C++11 Performance: Lambda inlining vs Function template specialization

My question is to expanding on this: Why can lambdas be better optimized by the compiler than plain functions?

To reiterate, the conclusion is that lambdas create different specializations which compilers can trivially inline, whereas function pointers are not as easy to inline since there is a single specialization for a set of function prototypes. Considering that, would function pointer templates as-fast-as/faster lambdas?

int add(int a, int b) { return a + b; }
int sub(int a, int b) { return a - b; }

template <class F>
int operate(int a, int b, F func)
{
    return func(a, b);
}

template <int func(int, int)>
int operateFuncTemplate(int a, int b)
{
    return func(a, b);
}

int main()
{
    // hard to inline (can't determine statically if operate's f is add or sub since its just a function pointer)
    auto addWithFuncP = operate(1, 2, add);
    auto subWithFuncP = operate(1, 2, sub);

    // easy to inline (lambdas are unique so 2 specializations made, each easy to inline)
    auto addWithLamda = operate(1, 2, [](int a, int b) { return a + b; });
    auto subWithLamda = operate(1, 2, [](int a, int b) { return a - b; });

    // also easy to inline? specialization means there are 2 made, instead of just 1 function definition with indirection?
    auto addWithFuncT = operateFuncTemplate<add>(1, 2);
    auto subWithFuncT = operateFuncTemplate<sub>(1, 2);
}

So if I could rank these on a scale of performance then:

operatorFuncTemplate >= operate<LAMBDA> >= operate<FUNCTIONPTR>

Are there instances where this relation could fail in non-trivial examples?

Solution

If the compiler can track "this function pointer points to this function", the compiler can inline the call through the function pointer.

Sometimes compilers can do this.
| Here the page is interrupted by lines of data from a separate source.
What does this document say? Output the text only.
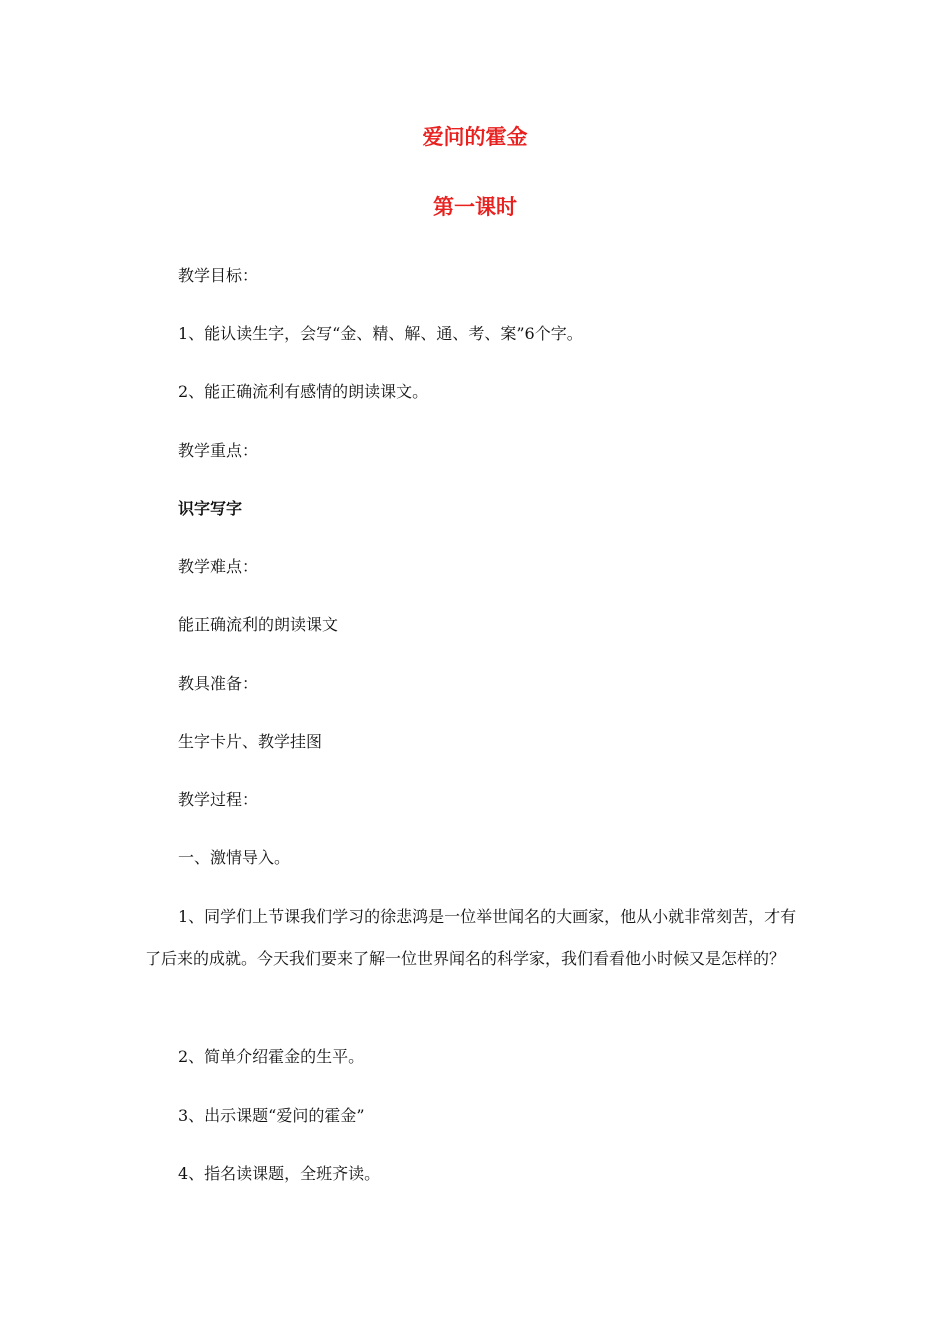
爱问的霍金
第一课时

教学目标：

1、能认读生字，会写“金、精、解、通、考、案”6个字。

2、能正确流利有感情的朗读课文。

教学重点：

识字写字

教学难点：

能正确流利的朗读课文

教具准备：

生字卡片、教学挂图

教学过程：

一、激情导入。

1、同学们上节课我们学习的徐悲鸿是一位举世闻名的大画家，他从小就非常刻苦，才有了后来的成就。今天我们要来了解一位世界闻名的科学家，我们看看他小时候又是怎样的？

2、简单介绍霍金的生平。

3、出示课题“爱问的霍金”

4、指名读课题，全班齐读。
Sometimes they cannot.

Unless you store a lambda in a function pointer, std::function, or similar type-erasing wrapper, the compiler at the point where the lambda is called knows the type of the lambda, so knows the body of the lambda. The compiler can trivially inline the function call.

Nothing about using a function template changes this, except if the argument is constexpr like a function non-type template parameter:

template <int func(int, int)>

this is an example of that. Here, the function template, in the body of the function, is guaranteed to be known at compile time.

Pass that func anywhere else, however, and the compiler can lose track of it.

In any case, any speed difference is going to be highly context dependent. And sometimes the larger binary size caused by inlining of a lambda will cause more slowdown than the inability to inline a function pointer, so performance can go the other way.

Any universal claims like you are trying to make is going to be wrong sometimes.